To prevent this race, the following sequence is employed:

  1. Open the state file (creating it if not already existing), and try to lock it using flock.
  2. If the lock succeeds, no other daemon is running (and none can start, as we now hold the lock), create the daemon which will:
    1. Create a SOCK_SEQPACKET Unix domain socket and start listening on it. The socket is bound to a file with the same name as the state file, with the extension .sock.
  3. Whether or not we tried to create a daemon, close the state file and try to connect to the state.sock socket and send it the "Reserve" command.
  4. If the connection was refused or hung up without sending us a reply to the "Reserve" then the daemon has exited. Retry everything up to this point.
  5. If the Reserve succeeded, then the existing daemon is guaranteed to not exit until we do. Send it an Attach and continue to the fork.

This sequence serves two purposes. The first is to eliminate the race mentioned above. If the current daemon is in the process of shutting down it will not handle our Reserve request.

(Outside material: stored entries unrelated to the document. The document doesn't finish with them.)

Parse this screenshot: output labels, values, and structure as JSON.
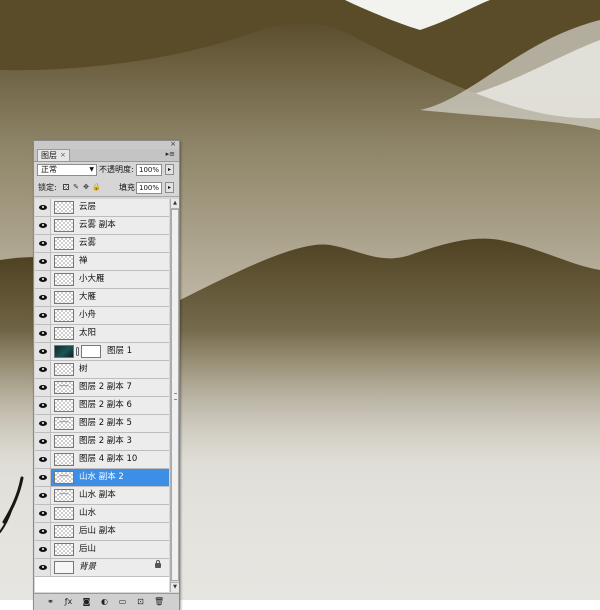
{
  "colors": {
    "selection": "#3d8ee6",
    "panel_bg": "#d6d6d6",
    "mountain_dark": "#4a3e22",
    "mist": "#e6e5e0"
  },
  "panel": {
    "tab_label": "图层",
    "tab_close": "×",
    "close_glyph": "×",
    "menu_glyph": "▸≡",
    "blend_mode": "正常",
    "blend_arrow": "▼",
    "opacity_label": "不透明度:",
    "opacity_value": "100%",
    "flyout_glyph": "▸",
    "lock_label": "锁定:",
    "lock_brush_glyph": "✎",
    "lock_move_glyph": "✥",
    "lock_all_glyph": "🔒",
    "fill_label": "填充:",
    "fill_value": "100%",
    "scroll_up": "▲",
    "scroll_down": "▼"
  },
  "layers": [
    {
      "name": "云层",
      "thumb": "transparent"
    },
    {
      "name": "云雾 副本",
      "thumb": "transparent"
    },
    {
      "name": "云雾",
      "thumb": "transparent"
    },
    {
      "name": "禅",
      "thumb": "transparent"
    },
    {
      "name": "小大雁",
      "thumb": "transparent"
    },
    {
      "name": "大雁",
      "thumb": "transparent"
    },
    {
      "name": "小舟",
      "thumb": "transparent"
    },
    {
      "name": "太阳",
      "thumb": "transparent"
    },
    {
      "name": "图层 1",
      "thumb": "teal",
      "has_mask": true
    },
    {
      "name": "树",
      "thumb": "transparent"
    },
    {
      "name": "图层 2 副本 7",
      "thumb": "sketch"
    },
    {
      "name": "图层 2 副本 6",
      "thumb": "transparent"
    },
    {
      "name": "图层 2 副本 5",
      "thumb": "sketch"
    },
    {
      "name": "图层 2 副本 3",
      "thumb": "transparent"
    },
    {
      "name": "图层 4 副本 10",
      "thumb": "transparent"
    },
    {
      "name": "山水 副本 2",
      "thumb": "sketch",
      "selected": true
    },
    {
      "name": "山水 副本",
      "thumb": "sketch"
    },
    {
      "name": "山水",
      "thumb": "transparent"
    },
    {
      "name": "后山 副本",
      "thumb": "transparent"
    },
    {
      "name": "后山",
      "thumb": "transparent"
    },
    {
      "name": "背景",
      "thumb": "white",
      "italic": true,
      "locked": true
    }
  ],
  "toolbar": [
    {
      "icon": "link-layers-icon",
      "glyph": "⚭"
    },
    {
      "icon": "layer-style-icon",
      "glyph": "ƒx"
    },
    {
      "icon": "add-mask-icon",
      "glyph": "◙"
    },
    {
      "icon": "adjustment-layer-icon",
      "glyph": "◐"
    },
    {
      "icon": "new-group-icon",
      "glyph": "▭"
    },
    {
      "icon": "new-layer-icon",
      "glyph": "⊡"
    },
    {
      "icon": "delete-layer-icon",
      "glyph": "🗑"
    }
  ]
}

Once it closes its socket, we'll get a hangup and retry the entire process. At this point we will, likely, get the lock, and launch our own daemon. This is done without busy waiting.

The second purpose this serves is that it allows us to know the debugger's PID before it tries to attach to us. This is important on Linux systems with the Yama security module enabled. On those systems, the child must run a special prctl command to tell the system which PID is allowed to attach to it. This sequence allows frng to work on Yama ptrace_scope of 1 without any manual work by the user. Since that is the default on at least some versions of Ubuntu, this is rather important.